Speaker
Description
Reducing the enormous heat flux on the divertor target is key to realizing future fusion reactors. One promising approach is to increase the neutral gas pressure near the divertor to promote strong plasma recombination. This leads to a detached plasma state, in which heat and particle fluxes to the target are significantly reduced. However, current understanding is insufficient to reliably predict detachment behavior in future devices, so it is essential to conduct complementary researches with experiments and simulations.
In the linear plasma device NAGDIS-II, which can produce a steady-state cylindrical plasma approximately 20 mm in diameter and ~2 m in length using DC discharge, an integrated transport code named “DISCOVER” is being developed to achieve high-accuracy simulations of detached plasma (H. Natsume et al., Physics of Plasmas 32, 022508 (2025)). As complementary experimental work, we have developed a two-dimensionally movable spectroscopic system, enabling measurement of plasma emission across a wide region by scanning both the axial and azimuthal directions. To eliminate the reflection effect from the wall, a reflection prevent plate was also installed.

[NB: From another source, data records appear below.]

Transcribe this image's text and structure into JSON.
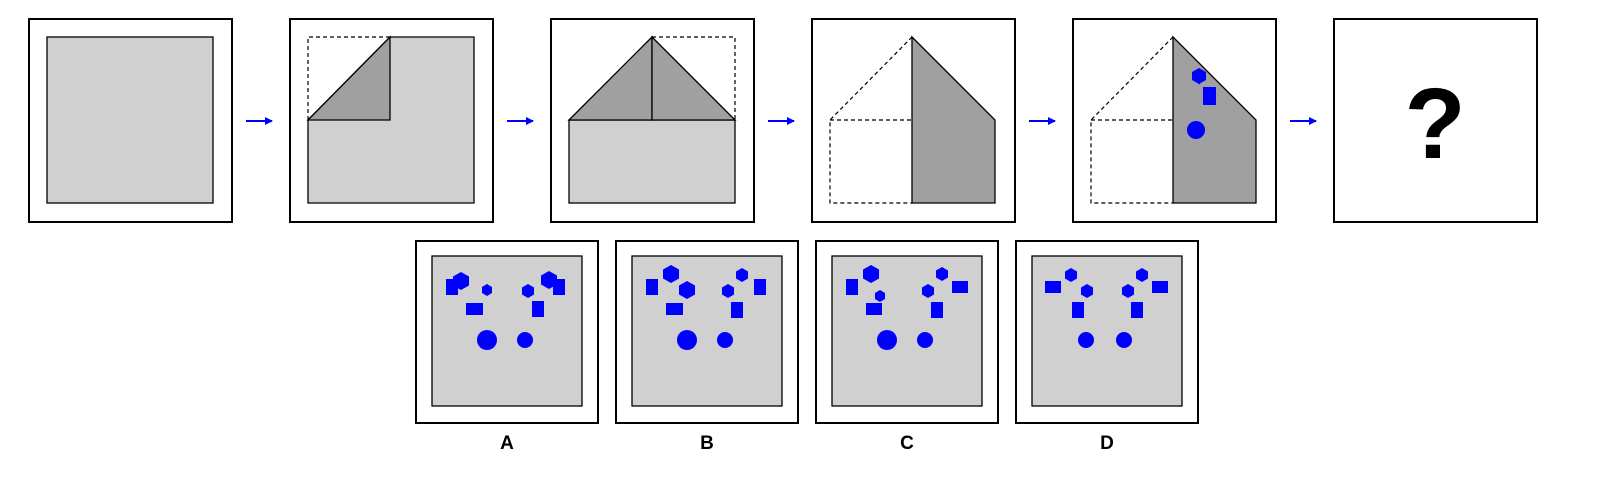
{
  "question_mark": "?",
  "colors": {
    "paper": "#d0d0d0",
    "fold": "#a0a0a0",
    "shape": "#0000ff",
    "arrow": "#0000ff",
    "frame": "#000000"
  },
  "sequence": [
    {
      "step": "unfolded-sheet"
    },
    {
      "step": "top-left-corner-folded"
    },
    {
      "step": "both-top-corners-folded"
    },
    {
      "step": "left-half-folded"
    },
    {
      "step": "holes-punched",
      "holes": [
        "hexagon",
        "square",
        "circle"
      ]
    },
    {
      "step": "question"
    }
  ],
  "options": [
    {
      "label": "A"
    },
    {
      "label": "B"
    },
    {
      "label": "C"
    },
    {
      "label": "D"
    }
  ]
}
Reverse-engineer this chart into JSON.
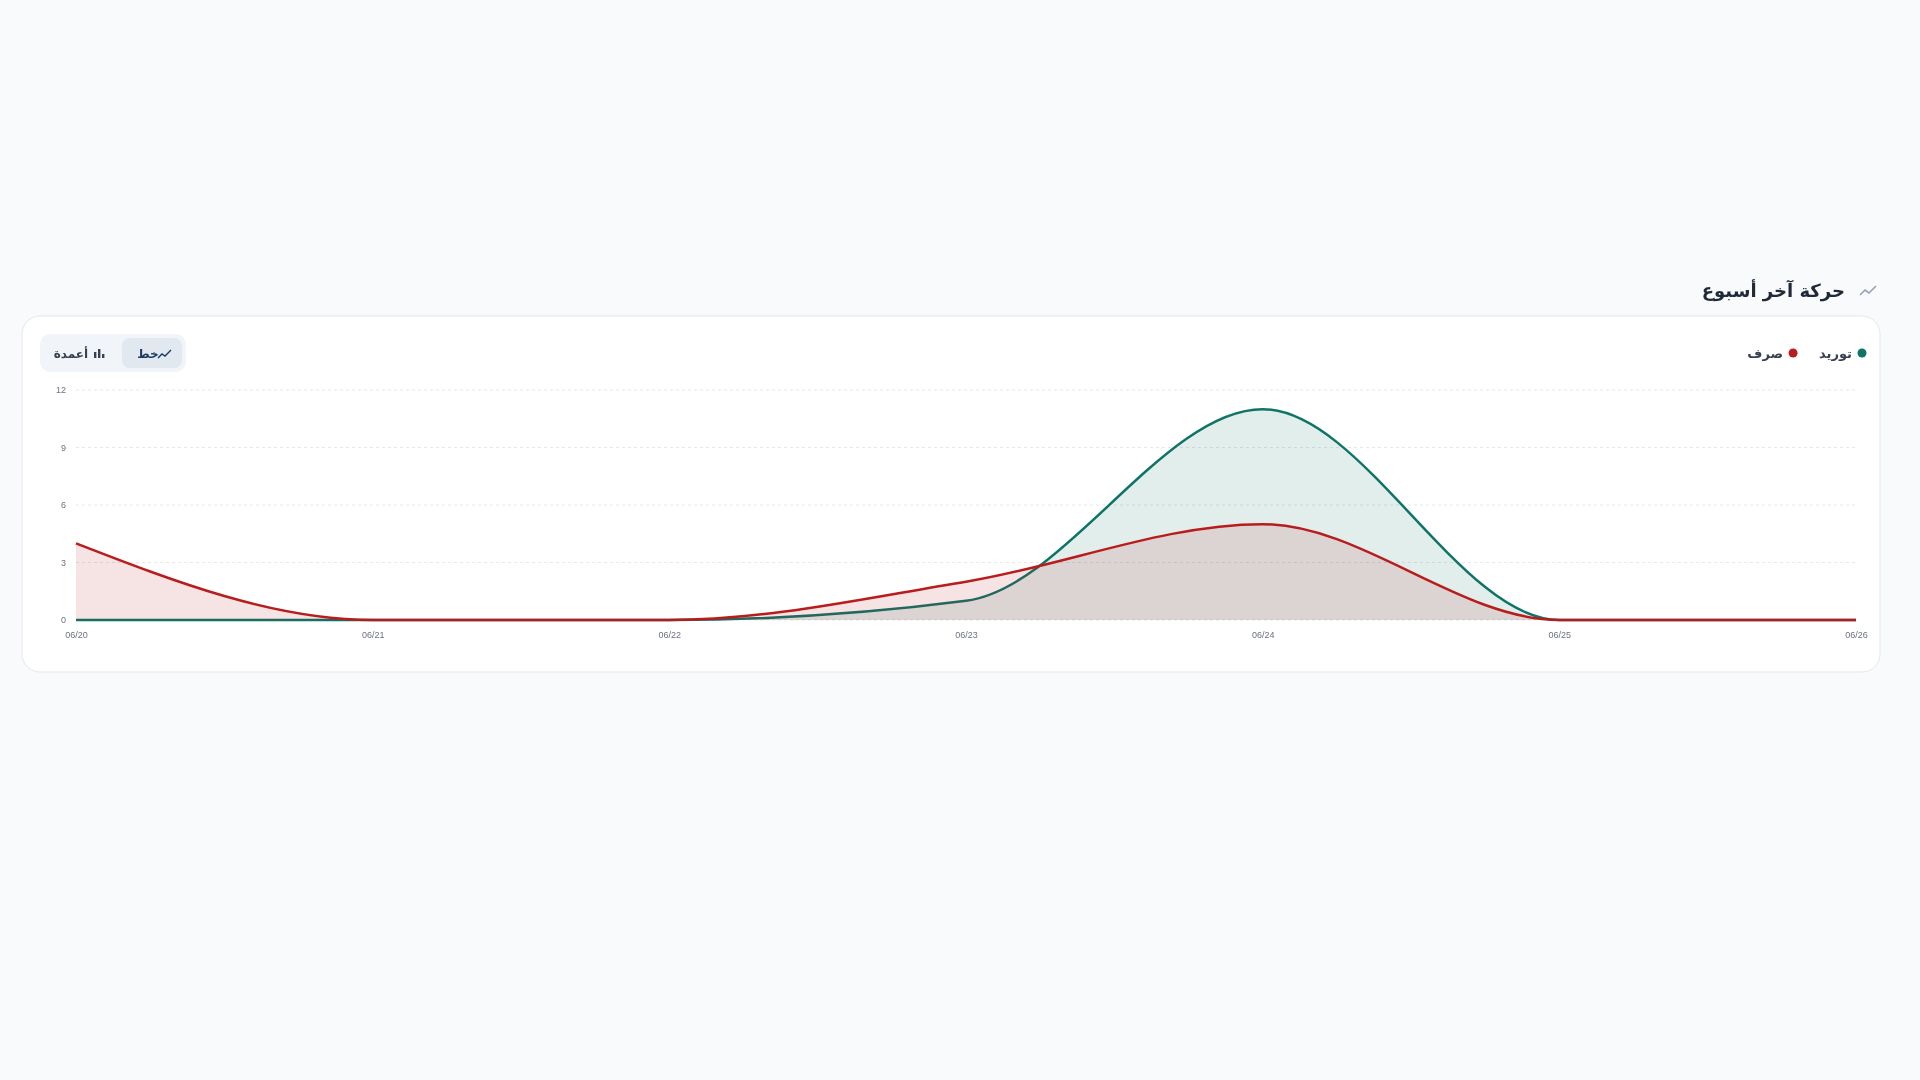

This study measured wide-area helium emission distributions together with radial profiles of electron density and electron temperature at a fixed axial position by using a Thomson scattering system. By changing the discharge current and the gas flow rate, we created a large dataset. The emission distributions show a clear transition from an ionization-dominated attached plasma to a recombination-dominated detached plasma as the gas pressure increases. Using emission spectra and plasma parameters obtained at the same axial position, a machine-learning (neural network) model was trained. This was then applied to estimate wide-area plasma parameter distributions. Details of the full results will be presented at the presentation.